Всего их было восемнадцать. Никто из них (кроме распространительницы религиозной литературы) не выкуривал за вечер меньше пачки сигарет. Они писали сочинения на оборотной стороне разноформатных бланков своих фирм и контор; приступая к проверке вдохновенных творений, я сразу узнавал, кто где работает. Они писали кто карандашом, кто чернилами самого неожиданного цвета. Они не нумеровали и даже ленились складывать по порядку страницы, нередко хранившие жирные отпечатки еды. Однажды сочинение миссис Слейтер оказалось плотно слипшимся — сын нечаянно пролил клей. Однажды склеенным оказалось сочинение мистера Верца, «гренландской акулы»; чем именно, доподлинно выяснить не удалось; по-видимому, спермой сочинителя.
Обсуждая тексты своих товарищей, мои новые ученики напрочь отметали безуспешно внушаемые преподавателем понятия о композиции, внутренней логике или правде характера. Этот тип мне нравится. А мне не нравится. Такого рода дебаты невозможно было остановить. Их участники не желали обращать внимания на художественные приемы, воспринимая персонаж с его усами, или хромотой, или южным акцентом как живого человека, соседа по дому. Это было не обсуждение, а осуждение (или оправдание). Здесь решали не проблему, а судьбу. Суд не литературный, но Страшный. Того отправим в ад, того причислим к лику святых. Чем меньше находилось оснований для серьезного разбора, тем громче и азартнее становилась полемика, выходя порой за временные и пространственные границы занятий, вообще за всякие границы. Мой явный интерес к сочинениям Лидии, простым, бесхитростным и даже аскетичным, приводил большую часть аудитории чуть ли не в ярость. Читая ее работы вслух, я ощущал грозовую наэлектризованность атмосферы. Вот тетки аккуратно и мучительно долго раскладывают туалетные принадлежности: расчески, гребешки, шпильки, зубные щетки, блюдечки под стакан, жестянку с зубным порошком. «Тетя Хельда, слушая по радио проповедь пастора Колина на стадионе Бриггс, где собралось двадцать прихожан, полоскала горло с таким энтузиазмом, словно собиралась выступить с речью сразу вслед за знаменитым священнослужителем». Казалось бы, ничего особенного. Мои похвалы стилистическому совершенству и эстетической значимости подобных строк были, конечно, несколько преувеличенными, но на фоне писаний остальных моих подопечных отрывки из сочинений миссис Кеттерер выглядили как фрагменты из «Менсфилдского парка»[61].

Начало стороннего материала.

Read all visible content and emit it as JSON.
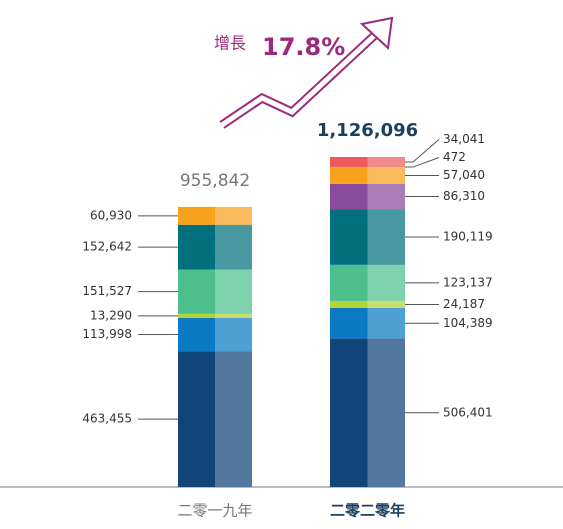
{
  "chart_data": {
    "type": "stacked_bar",
    "categories": [
      "二零一九年",
      "二零二零年"
    ],
    "series": [
      {
        "color": "#11457a",
        "values": [
          463455,
          506401
        ],
        "value_labels": [
          "463,455",
          "506,401"
        ]
      },
      {
        "color": "#0b7ac4",
        "values": [
          113998,
          104389
        ],
        "value_labels": [
          "113,998",
          "104,389"
        ]
      },
      {
        "color": "#b5d334",
        "values": [
          13290,
          24187
        ],
        "value_labels": [
          "13,290",
          "24,187"
        ]
      },
      {
        "color": "#4cbf8c",
        "values": [
          151527,
          123137
        ],
        "value_labels": [
          "151,527",
          "123,137"
        ]
      },
      {
        "color": "#00717c",
        "values": [
          152642,
          190119
        ],
        "value_labels": [
          "152,642",
          "190,119"
        ]
      },
      {
        "color": "#8a4b9d",
        "values": [
          null,
          86310
        ],
        "value_labels": [
          null,
          "86,310"
        ]
      },
      {
        "color": "#f7a11d",
        "values": [
          60930,
          57040
        ],
        "value_labels": [
          "60,930",
          "57,040"
        ]
      },
      {
        "color": "#f5894e",
        "values": [
          null,
          472
        ],
        "value_labels": [
          null,
          "472"
        ]
      },
      {
        "color": "#ee5a5c",
        "values": [
          null,
          34041
        ],
        "value_labels": [
          null,
          "34,041"
        ]
      }
    ],
    "totals": [
      955842,
      1126096
    ],
    "total_labels": [
      "955,842",
      "1,126,096"
    ],
    "annotation": "增長",
    "growth_label": "17.8%"
  }
}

Я хотел было повесить в аудитории объявление, написанное сплошь большими буквами: БУДЕТЕ МНОГО ВЫДУМЫВАТЬ ПРИСТРЕЛЮ! Дескать, воображение — вещь хорошая, но не слишком о себе воображайте. От идеи лозунга я отказался, однако в более вежливой форме без конца втолковывал ученикам ту же мысль: «Умножая, мы обязательно получаем произведение. Умножая небылицы, мы вовсе не обязательно получим „произведение художественной литературы“. Пишите о том, что знаете. Грандиозные вымыслы, нагромождение ночных кошмаров, романтические шумы и героические порывы — отнюдь не главный признак настоящего искусства. Старайтесь быть точными, аккуратными, сдержанными». — «Да? А как же тогда Том Вулф? — спросил Шоу, отставной газетчик. — Вы и его назовете сдержанным, Цукерман?» (Не «мистер Цукерман», не «профессор Цукерман»: «Цукерман», да и только. Впрочем, Шоу был вдвое старше меня.) Еще кто-то: «Вы против стихотворений в прозе?» Ангиашвили (глухим утробным голосом, с диким акцентом, слово за слово возбуждаясь сверх всякой меры): «Спиллейн[62], профессор, Спиллейн! Вы хоть читали Спиллейна?» К сожалению, читал. Но Ангиашвили не смог дослушать и двух фраз: «А тираж-то у него десять миллионов, это что-то значит, а, профессор?» Миссис Слейтер, гладя ладонью мой рукав, обращалась к преподавателю с подчеркнутой доверительностью: «Вы носите твидовый пиджак, мистер Цукерман. Почему же, когда Крейг в моем рассказе носит твидовый пиджак, это „надуманно“?» Я отбивался, как мог. «Бог с ним, с пиджаком. Но скажите, зачем вы заставили своего Крейга без конца дымить трубкой?» — «Мужчины
Романтические буря и натиск несли моих учеников по морю слов: вперед, вперед, без руля и без ветрил. Иногда и я терял управление. Впрочем, в большинстве случаев мои гневные педагогические вспышки бывали хорошо продуманы и выверены.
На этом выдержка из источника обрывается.